I am studying measure theory, and I bumped in the the following: Let $X$ and $Y$ be two independent random variables with distributions $P_X$ and $P_Y$ respectively. A lot of sources conclude (or use in) the convolution theorem that $P_{X+Y} = P_{X} * P_{Y}$. However, I do not see how this can be proved using measure theory.
The definition concerning convolution I am given from my lecture notes is the following:
$\textit{Let } f,g: \bar{\mathbb{R}} \to [0,\infty) \textit{ be Lebesgue measurable.

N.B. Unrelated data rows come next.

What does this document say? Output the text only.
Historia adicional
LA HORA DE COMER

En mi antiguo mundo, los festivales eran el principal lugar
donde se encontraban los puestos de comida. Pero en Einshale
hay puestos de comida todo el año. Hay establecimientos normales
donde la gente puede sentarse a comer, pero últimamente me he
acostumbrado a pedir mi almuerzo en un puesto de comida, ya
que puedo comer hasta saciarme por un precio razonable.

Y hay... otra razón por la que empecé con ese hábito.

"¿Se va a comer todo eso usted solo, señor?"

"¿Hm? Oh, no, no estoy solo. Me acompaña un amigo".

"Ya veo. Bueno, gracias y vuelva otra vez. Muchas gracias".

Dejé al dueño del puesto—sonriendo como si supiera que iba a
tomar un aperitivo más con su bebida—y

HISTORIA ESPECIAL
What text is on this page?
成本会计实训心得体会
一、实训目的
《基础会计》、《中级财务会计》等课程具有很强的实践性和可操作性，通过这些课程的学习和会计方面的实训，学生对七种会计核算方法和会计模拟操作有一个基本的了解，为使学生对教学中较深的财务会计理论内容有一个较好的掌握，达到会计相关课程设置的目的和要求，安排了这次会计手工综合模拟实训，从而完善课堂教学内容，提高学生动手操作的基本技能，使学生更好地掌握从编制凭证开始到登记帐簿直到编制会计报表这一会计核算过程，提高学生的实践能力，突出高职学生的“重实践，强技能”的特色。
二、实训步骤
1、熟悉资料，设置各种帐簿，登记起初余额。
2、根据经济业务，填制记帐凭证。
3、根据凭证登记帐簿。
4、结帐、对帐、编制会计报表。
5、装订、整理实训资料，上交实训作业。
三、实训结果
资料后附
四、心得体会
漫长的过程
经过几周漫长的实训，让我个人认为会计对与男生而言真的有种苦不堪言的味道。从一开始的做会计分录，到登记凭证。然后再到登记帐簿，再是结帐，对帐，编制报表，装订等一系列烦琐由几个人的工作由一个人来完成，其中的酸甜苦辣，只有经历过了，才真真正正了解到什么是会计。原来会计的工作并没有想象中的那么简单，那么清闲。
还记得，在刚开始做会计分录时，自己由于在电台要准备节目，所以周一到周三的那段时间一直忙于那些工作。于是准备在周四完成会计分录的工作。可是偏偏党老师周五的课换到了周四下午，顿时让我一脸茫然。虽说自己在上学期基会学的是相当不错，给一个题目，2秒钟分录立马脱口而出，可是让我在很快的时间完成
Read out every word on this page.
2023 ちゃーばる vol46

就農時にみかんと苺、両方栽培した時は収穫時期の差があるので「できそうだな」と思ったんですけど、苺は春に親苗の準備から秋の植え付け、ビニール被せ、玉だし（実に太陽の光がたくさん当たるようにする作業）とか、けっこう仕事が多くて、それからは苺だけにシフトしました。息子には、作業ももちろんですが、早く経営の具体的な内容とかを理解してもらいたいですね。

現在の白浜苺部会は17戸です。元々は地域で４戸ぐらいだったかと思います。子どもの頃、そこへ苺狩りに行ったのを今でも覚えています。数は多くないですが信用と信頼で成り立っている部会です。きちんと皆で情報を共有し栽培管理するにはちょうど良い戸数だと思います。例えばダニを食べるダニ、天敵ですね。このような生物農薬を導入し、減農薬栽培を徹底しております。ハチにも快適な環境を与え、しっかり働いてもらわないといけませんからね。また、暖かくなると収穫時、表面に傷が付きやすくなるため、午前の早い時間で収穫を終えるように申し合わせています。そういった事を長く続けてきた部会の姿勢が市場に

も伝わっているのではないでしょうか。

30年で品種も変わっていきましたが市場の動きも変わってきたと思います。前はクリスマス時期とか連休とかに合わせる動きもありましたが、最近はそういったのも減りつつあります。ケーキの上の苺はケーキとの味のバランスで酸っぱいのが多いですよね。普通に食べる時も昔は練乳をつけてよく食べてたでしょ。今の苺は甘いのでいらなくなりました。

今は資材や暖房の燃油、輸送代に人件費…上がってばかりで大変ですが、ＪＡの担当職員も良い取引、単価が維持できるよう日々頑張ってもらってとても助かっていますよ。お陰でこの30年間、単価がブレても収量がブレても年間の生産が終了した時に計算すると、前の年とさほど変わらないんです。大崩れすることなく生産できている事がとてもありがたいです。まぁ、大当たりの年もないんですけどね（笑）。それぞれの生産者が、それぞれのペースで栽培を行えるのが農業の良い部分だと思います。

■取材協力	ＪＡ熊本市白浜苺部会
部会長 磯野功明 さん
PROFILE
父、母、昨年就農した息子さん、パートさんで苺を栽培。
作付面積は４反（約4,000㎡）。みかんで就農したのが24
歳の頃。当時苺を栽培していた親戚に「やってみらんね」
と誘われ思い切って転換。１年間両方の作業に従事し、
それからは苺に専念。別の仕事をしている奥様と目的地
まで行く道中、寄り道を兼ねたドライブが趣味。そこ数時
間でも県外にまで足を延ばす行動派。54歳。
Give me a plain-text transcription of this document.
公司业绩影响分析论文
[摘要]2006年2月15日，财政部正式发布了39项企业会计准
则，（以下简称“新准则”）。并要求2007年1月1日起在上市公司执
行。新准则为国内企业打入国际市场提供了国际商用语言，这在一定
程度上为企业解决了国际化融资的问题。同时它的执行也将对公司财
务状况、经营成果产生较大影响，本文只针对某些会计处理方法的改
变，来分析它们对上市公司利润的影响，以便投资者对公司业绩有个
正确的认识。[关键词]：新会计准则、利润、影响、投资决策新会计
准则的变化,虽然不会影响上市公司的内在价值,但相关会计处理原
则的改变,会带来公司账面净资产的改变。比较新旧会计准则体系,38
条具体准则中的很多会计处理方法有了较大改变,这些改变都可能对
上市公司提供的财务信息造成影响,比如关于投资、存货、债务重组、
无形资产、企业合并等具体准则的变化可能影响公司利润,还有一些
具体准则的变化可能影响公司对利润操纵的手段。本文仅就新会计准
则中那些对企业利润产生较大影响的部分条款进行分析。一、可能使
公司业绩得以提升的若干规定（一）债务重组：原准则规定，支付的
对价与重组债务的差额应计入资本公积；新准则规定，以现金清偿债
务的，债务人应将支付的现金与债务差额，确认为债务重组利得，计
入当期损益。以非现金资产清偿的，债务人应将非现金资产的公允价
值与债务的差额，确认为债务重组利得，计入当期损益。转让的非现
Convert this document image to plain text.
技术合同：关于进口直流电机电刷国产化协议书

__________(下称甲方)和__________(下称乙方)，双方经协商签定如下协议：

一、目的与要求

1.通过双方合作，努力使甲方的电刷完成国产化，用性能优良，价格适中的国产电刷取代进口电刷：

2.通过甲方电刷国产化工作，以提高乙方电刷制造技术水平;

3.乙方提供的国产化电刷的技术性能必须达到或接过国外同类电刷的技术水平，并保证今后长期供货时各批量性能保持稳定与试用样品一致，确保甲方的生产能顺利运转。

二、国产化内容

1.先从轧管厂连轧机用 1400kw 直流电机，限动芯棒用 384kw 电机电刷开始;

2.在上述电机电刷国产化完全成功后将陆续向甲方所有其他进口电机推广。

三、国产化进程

The convolution product of $f$ and $g$ is defined by}$ $$h(x) = \int_{\bar{\mathbb{R}}} f(x-y)g(y) \; \mathrm{d}m(y), $$ $\forall x \in \bar{\mathbb{R}}\textit{ for which the integrand is Lebesgue integrable.}$ $\textit{The function $h$ is called the convolution of $f$ and $g$, denoted by $h=f*g$}.$
Can anyone explain to me how $P_{X+Y} = P_{X} * P_{Y}$?
Let $Z:=(X,Y)$, then we have that $$ \Pr[X+Y\leqslant c]:=\Pr(\{\omega \in \Omega :X(\omega )+Y(\omega )\leqslant c\})\\ =\Pr(\{\omega \in \Omega :x+y\leqslant c\,\land\,(X(\omega ), Y(\omega ))=(x,y)\})\\ =\Pr(\{\omega \in \Omega :x+y\leqslant c\,\land\,Z(\omega)=(x,y)\})\tag1 $$ Because $X$ and $Y$ are independent then $F_Z=F_X\cdot F_Y$, that is, the distribution of $Z$ is the product of the distributions of $X$ and $Y$; and from $\mathrm{(1)} $ we find that $\Pr[X+Y\leqslant c]=\Pr[Z\in S_c]$ for $S_c:=\{(x,y)\in \Bbb R ^2:x+y\leqslant c\}$, so $$ \Pr[X+Y\leqslant c]=\iint \mathbf{1}_{S_c}(x,y)\,\mathrm d F_X(x) \,\mathrm d F_Y(y)\tag2 $$ Now, the convolution of two measures $\mu $ and $\nu $ is defined by $$ \mu *\nu (A):=\iint \mathbf{1}_{A}(x+y)\,\mathrm d \mu(x) \,\mathrm d \nu(y) \tag3 $$ In our case $$ \,\mathrm d F_X*\,\mathrm d F_Y(A):=\iint \mathbf{1}_{A}(x+y)\,\mathrm d F_X(x) \,\mathrm d F_Y(y)\tag4 $$ Equating both definitions we need to show that $$ \mathbf{1}_{S_c}(x,y)=\mathbf{1}_{(-\infty ,c]}(x+y)\tag5 $$ what is not hard to see using the definition of $S_c$.